Would the band have any qualms about signing to a major label? The pair let
out a resounding "No."
Gareth: "There's no difference between them and big independents. In fact, you can get more fucked on big independents sometimes. Some independents can really fuck you up, because they work on the same contract basis (as major labels), but they're not part of 'the big five', and that's what a lot of people think about, 'the big five'. Their contracts are exactly the same, if not worse sometimes. Maybe I'm saying this because of who I work for, but a major label's interest is to run a business, and to a large degree they don't give a fuck about music. I think the label I work for prove that they don't really give a fuck. I mean, they do and can," he says, quick to make sure he's not putting out the wrong message, "but you just have to look at some of the artists they've signed, or the fact that they put out novelty records. Shit, I'll probably get sacked if they read this."
So, you mentioned the evolution of the songwriting within the band, what's
the next stop for the Copperpot Journals?
Euan: "It'll be a progression from 'Pilots', I think. As a band, creatively we've barely scratched the surface. We've got so many diverse influences as musicians."
Gareth: "I hate it when bands do an album, and think "we've got it, we'll ride with this, we've got to make it with this album". You kind of think, well, they've not really got faith in themselves as writers, as musicians, as a band, to think that's the best they could ever do."
So the band are constantly pushing themselves onwards personally and music-wise?
"As musicians, everyone pushes themselves. As a band, if we thought for a minute that we'd be standing still, it wouldn't be right. The next thing we do will be a progression from what we've done. I'm hoping it won't be a sidestep, as it were," explains Euan.

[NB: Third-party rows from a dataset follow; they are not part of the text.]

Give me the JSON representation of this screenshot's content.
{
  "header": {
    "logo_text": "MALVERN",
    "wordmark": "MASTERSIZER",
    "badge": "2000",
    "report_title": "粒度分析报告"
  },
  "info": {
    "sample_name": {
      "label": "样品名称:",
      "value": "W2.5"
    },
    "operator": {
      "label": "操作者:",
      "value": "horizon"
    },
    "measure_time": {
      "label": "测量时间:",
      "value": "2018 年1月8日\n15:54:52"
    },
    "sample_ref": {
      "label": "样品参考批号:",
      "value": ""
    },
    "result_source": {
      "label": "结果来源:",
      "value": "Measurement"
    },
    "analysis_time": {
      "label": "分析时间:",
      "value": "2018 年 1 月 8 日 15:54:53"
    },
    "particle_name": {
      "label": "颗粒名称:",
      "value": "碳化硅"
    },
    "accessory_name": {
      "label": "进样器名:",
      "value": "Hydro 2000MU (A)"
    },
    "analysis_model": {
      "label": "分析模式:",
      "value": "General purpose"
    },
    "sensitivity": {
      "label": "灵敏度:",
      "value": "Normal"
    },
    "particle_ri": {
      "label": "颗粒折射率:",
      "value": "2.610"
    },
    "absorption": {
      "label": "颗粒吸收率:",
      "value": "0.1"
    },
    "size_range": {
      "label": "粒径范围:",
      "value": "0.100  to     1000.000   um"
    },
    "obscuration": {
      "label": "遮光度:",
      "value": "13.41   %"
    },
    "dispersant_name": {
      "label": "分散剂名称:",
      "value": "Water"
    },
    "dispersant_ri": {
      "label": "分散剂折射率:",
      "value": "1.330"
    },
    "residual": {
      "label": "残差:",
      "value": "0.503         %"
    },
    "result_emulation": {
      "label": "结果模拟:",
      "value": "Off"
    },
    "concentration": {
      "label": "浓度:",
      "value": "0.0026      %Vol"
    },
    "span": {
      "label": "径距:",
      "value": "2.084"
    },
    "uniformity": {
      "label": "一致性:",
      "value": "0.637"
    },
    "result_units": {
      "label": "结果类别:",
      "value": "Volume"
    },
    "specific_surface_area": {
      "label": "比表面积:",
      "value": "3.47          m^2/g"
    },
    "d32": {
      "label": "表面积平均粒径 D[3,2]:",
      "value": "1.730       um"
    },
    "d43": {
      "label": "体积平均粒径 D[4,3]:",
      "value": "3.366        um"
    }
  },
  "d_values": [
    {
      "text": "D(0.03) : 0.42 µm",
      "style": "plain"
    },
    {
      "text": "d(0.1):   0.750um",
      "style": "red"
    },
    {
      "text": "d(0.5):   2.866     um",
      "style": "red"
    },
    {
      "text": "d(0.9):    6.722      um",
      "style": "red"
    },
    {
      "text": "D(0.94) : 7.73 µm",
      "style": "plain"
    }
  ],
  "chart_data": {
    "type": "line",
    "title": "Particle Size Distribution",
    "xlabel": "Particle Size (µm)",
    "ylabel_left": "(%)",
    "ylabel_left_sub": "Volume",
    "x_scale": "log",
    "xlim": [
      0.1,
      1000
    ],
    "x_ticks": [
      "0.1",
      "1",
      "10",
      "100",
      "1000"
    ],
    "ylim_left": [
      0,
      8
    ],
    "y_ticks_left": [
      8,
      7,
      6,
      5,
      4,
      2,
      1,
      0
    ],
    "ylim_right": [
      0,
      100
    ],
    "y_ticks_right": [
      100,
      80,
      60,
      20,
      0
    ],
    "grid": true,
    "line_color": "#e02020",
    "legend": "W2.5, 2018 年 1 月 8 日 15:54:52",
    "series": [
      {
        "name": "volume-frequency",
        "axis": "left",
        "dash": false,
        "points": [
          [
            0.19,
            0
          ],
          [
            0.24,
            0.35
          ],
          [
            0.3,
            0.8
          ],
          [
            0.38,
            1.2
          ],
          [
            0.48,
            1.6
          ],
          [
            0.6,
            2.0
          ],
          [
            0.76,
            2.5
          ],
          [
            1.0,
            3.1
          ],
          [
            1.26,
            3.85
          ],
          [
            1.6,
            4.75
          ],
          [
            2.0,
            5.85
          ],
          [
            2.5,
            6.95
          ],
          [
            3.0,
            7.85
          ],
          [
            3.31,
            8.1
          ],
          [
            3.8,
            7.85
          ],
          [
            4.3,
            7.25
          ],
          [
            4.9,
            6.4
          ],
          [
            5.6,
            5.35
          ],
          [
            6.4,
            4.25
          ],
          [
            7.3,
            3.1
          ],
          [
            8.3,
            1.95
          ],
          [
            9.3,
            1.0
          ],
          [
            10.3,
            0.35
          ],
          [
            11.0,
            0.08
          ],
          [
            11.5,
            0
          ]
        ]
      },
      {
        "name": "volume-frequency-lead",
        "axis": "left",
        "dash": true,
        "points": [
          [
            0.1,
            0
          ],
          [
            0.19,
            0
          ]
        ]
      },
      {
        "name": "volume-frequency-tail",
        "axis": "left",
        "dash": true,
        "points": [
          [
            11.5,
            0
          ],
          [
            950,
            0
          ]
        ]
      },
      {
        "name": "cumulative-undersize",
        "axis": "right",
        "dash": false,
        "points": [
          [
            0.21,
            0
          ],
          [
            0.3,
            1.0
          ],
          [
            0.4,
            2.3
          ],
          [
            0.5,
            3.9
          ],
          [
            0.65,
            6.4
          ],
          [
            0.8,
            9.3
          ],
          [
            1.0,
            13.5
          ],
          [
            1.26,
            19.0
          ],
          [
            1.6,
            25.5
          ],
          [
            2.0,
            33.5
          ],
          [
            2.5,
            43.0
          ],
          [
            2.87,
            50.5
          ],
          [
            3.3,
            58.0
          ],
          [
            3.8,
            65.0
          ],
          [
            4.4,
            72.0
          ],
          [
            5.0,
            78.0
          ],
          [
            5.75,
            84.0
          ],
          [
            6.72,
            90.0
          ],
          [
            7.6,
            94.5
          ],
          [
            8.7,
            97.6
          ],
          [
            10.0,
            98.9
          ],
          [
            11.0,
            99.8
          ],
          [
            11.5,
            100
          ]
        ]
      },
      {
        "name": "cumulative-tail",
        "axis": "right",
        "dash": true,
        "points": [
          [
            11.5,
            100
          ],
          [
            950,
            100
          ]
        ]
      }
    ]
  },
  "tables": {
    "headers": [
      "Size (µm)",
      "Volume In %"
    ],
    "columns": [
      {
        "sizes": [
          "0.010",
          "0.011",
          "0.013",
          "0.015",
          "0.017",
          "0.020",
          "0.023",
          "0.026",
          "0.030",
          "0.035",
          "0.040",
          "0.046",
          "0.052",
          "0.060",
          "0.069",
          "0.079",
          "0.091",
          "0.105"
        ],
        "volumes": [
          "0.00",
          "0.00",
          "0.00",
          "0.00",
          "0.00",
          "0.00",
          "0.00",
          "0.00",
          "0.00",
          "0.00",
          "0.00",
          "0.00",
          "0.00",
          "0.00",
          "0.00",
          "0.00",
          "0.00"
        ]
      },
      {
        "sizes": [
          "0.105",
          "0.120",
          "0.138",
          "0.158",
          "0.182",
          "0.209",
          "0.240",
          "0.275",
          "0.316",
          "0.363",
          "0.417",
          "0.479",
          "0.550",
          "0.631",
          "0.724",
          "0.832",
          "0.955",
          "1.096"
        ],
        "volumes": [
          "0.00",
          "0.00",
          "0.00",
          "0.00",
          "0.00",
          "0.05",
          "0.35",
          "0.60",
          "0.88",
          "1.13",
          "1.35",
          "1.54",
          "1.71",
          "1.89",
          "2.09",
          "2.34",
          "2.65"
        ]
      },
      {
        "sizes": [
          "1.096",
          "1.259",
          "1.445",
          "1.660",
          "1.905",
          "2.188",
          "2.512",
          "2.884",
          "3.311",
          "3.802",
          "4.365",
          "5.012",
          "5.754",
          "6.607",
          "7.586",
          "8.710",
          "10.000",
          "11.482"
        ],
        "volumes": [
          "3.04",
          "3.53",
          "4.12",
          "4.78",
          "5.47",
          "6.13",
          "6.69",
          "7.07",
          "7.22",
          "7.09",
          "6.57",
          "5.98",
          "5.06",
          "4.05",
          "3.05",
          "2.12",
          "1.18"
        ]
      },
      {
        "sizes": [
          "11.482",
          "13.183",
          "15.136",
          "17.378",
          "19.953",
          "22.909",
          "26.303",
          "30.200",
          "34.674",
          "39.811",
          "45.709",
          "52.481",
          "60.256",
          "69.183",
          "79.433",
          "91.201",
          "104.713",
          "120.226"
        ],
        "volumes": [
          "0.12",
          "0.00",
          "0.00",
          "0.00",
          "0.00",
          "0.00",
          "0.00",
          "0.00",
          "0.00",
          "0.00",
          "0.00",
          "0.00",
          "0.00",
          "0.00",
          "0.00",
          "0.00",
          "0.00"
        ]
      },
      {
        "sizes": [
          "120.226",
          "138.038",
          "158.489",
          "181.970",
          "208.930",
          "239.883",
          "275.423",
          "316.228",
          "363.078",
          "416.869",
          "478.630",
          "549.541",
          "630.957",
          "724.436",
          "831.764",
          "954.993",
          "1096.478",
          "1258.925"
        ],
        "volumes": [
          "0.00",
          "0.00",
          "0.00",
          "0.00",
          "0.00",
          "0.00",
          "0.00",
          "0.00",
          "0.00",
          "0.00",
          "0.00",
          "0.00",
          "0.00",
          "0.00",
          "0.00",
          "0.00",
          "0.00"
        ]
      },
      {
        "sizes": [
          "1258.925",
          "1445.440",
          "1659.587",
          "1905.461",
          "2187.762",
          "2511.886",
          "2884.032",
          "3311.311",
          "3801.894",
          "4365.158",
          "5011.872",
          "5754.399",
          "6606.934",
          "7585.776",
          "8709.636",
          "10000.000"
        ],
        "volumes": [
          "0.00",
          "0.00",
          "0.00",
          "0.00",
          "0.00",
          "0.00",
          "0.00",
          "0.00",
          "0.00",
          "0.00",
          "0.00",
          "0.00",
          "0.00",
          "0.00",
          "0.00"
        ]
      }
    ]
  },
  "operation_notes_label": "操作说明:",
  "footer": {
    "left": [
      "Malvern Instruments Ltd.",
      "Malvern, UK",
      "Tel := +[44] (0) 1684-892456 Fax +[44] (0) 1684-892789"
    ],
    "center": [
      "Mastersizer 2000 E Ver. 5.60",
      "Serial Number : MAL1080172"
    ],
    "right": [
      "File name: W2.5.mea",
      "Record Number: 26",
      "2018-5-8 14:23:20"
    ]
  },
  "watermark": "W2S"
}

Gareth reminisces, "I remember when we finished 'Pilots', our mates were asking what it sounds like, and I remember saying "I'm so proud we've got this record out, and if the band ended tomorrow, I'd be happy", in the sense that after we did 'Plotting...' I knew we could do another record, and if we'd finished there I would have been gutted. Looking back on it now, I'm back there. I'd listened to it for the first time in a while for rehearsal purposes, and I was thinking "Christ, I know we've got so much more we can do", even though I'm so proud of it. I'd be letting myself down if I was to say I'd be happy leaving it at that. There's no way I'd leave it now."